A parish council meeting that had gone on and on and on finally seemed to be ending. Then someone piped up randomly with: “Father, do you think people can change?” She was off to the races with complaints about someone who had done something egregious, someone who always was committing the same offense, over and over again. Others joined in with their stories.
I started to say, You fools. Of course people can change. I changed. I didn’t go to Mass for decades, and now I do. But I couldn’t get a word in. So, I started a new page of doodling and resigned myself to another half hour before we’d be done.
Then the pastor started to speak. I stopped doodling.
“Yes, I think people can change,” he said very slowly. “But it’s very difficult.” The conversation died down. The meeting ended shortly thereafter.
Years later, I get it. Going to Mass or calling yourself a Christian when you didn’t use to doesn’t necessarily change you. Much more than that is involved. There’s surrender of the parts of yourself that grieve the Lord and others in your community, parts such as gossiping and judging and, yes, doodling instead of paying attention during a parish council meeting. It is very difficult.

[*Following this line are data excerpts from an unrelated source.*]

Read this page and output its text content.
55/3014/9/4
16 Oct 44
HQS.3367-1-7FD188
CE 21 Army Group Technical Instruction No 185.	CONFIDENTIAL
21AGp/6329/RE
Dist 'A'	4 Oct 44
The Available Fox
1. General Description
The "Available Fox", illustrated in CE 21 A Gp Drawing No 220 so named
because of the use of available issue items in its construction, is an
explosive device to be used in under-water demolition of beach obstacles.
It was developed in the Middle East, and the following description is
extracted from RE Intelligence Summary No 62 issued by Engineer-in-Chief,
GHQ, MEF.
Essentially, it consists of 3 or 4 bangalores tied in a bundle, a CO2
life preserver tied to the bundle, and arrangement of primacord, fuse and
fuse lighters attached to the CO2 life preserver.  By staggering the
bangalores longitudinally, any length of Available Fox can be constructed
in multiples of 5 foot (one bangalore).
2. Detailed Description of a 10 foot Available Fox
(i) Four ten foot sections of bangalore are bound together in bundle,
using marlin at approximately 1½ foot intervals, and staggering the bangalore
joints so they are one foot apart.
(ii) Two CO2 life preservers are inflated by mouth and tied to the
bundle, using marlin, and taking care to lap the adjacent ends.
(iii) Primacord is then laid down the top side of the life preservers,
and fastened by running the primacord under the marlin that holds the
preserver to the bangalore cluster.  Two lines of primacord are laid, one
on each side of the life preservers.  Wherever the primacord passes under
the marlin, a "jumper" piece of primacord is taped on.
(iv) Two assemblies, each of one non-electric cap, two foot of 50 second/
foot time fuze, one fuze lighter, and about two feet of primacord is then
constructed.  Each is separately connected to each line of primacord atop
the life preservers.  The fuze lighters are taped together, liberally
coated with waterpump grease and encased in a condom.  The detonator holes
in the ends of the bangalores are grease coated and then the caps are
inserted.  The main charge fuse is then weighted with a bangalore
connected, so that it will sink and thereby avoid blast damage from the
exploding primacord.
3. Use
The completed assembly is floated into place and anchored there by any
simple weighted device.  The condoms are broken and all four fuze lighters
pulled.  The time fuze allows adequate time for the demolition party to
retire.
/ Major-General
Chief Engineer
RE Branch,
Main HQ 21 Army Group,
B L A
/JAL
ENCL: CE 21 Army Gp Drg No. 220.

Paul knew that too, of course. He went from being a persecutor of Christians to being persecuted because he couldn’t stop talking about Christ and the Good News. Beyond his rock-solid faith, I’m thinking the willingness of other Christians as we learn in today’s reading from Galatians 1 to accept his story of conversion fed him as his evangelization ministry took him far and wide. They believed God was capable of anything, including touching Paul’s heart and soul… and in that belief, glorified the Lord. May we have that same faith.